Saturday, May 30, 2009

Website

I found this website through browsing.  It has provided so much help and direction for me in my spiritual walk.  It has so many topics.  I haven't read anything so far that leaves a check in my spirit.  

Check it out.  Whenever I'm home and feeling discouraged and need to find some truth.. this guy writes so eloquently and intelligently.  



Have at it.  I hope it helps you.

Friday, May 29, 2009

Psalm 4:1

Hear me when I call, O God of my righteousness!
You have relieved me in my distress:
Have mercy on me, and hear my prayer.

I've been trying to wrap my head around the psalms, trying to figure them out. Putting unnecessary pressure on myself to 'get it'. And honestly, for the most part... I just don't. But I'm pretty sure God's okay with that. I have been trying to tackle, charge, force, sprint my relationship with the Lord and His word. And the more noise I make, and the more stress I put on myself, the less I hear from Him.

I've been working myself up into a religious frenzy to the point where I am exhausted, tense, anxious..etc. None of this makes sense. This doesn't resemble the fruits of the spirit.. gentle, kind, willingness to yield etc.. How I think the more I work, the more I try that God is going to break through the paper barrier at my football game and score a touchdown.

I think He's a lot cooler and more mellow than this. I don't give His grace any room, mostly because I refuse to receive that grace because I'm just too darn messed up and gross to think that any of it should come my way.

This goes against the gospel of grace.

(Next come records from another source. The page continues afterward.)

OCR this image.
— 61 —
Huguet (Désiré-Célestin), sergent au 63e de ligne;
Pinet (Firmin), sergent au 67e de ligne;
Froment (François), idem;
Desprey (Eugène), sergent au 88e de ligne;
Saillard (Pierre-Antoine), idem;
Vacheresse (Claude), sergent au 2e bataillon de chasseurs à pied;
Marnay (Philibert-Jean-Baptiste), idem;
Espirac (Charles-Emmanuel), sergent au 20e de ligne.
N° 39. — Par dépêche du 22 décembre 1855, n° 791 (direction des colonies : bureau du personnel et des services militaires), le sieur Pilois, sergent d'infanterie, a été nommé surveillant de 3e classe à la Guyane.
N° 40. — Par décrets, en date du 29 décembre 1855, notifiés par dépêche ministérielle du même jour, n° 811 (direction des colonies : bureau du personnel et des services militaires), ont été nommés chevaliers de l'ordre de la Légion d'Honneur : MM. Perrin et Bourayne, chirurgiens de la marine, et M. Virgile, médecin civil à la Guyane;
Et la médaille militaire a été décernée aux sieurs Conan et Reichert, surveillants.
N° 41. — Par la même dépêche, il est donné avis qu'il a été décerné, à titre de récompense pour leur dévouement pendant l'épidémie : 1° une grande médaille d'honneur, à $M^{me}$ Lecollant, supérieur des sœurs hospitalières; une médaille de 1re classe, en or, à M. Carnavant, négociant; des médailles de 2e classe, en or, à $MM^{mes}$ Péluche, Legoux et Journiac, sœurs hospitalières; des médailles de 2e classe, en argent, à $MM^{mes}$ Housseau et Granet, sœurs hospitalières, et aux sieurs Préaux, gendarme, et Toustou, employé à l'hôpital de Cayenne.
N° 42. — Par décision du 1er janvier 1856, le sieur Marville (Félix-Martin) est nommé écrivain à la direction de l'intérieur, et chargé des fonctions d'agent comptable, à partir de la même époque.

I need to relearn this just about once a year. To relax. To let grace do it's supernatural job in me and wait for the Lord to lead in this relationship. Then there's trust. That's for another day.

Thursday, May 28, 2009

give it up

So, I was sitting at work today and I was thinking..  something that I do quite incessantly and a little too much of for my own health...  so I was thinking, I'm sick of myself.  Meaning, I'm sick of feeling sorry for myself.  I'm tired of feeling so 'woe is me' and 'everything is so hard all the time'... because really, life is going to happen..  and it's up to me if I'm going to have the right attitude or the wrong attitude...  I am determined to have the right attitude.  

I prayed to the Lord today as I looked up at the drop ceiling at my job and said 'I don't want to feel like this anymore'..  

I've grown sick of everything.  That certainly can't mean that everything in my life has gone 'bad' or that it's all pretty lame.  No, that must mean that my heart has changed.  My heart has grown bitter and cold.  And I'm just plain tired of it.  I told the Lord, make me of use to you and to others.  Help me to forget about myself.  

Surgery outcome and prognosis will be its own according to trust in God and prayers from myself, friends and family.  So if it's going to be what it's going to be, then don't I have a choice in how I choose to proceed with my attitude? 

I think my attitude has been pretty crappy lately.  I am tired of feeling this way.  It's poisonous and I want out..  and that way, is Jesus and His help.

I read in Psalm 3 today where David's enemies claimed that there is no help for him in God.  I can say the same thing about the lies the enemy has whispered in my ear, that God can't help me..  that no one can help me.  I started to believe those lies and fell headlong into despair and darkness.

I think that's all changing.  I am crying out to Jesus, however little amount of faith I have.  I am asking Him for His help, His mercy and His heart in mine.  

The more time we spend with Him, the more time we look at Him and others..  This I believe.

Today 5/28/09

I went to the doctor's today. Just got a little overview about what the next few months of surgery and recoup will look like.

I'm stressed and a bit worried. Trying to figure out how to lean on Jesus and keep pressing on.

Life can just be downright tough sometimes.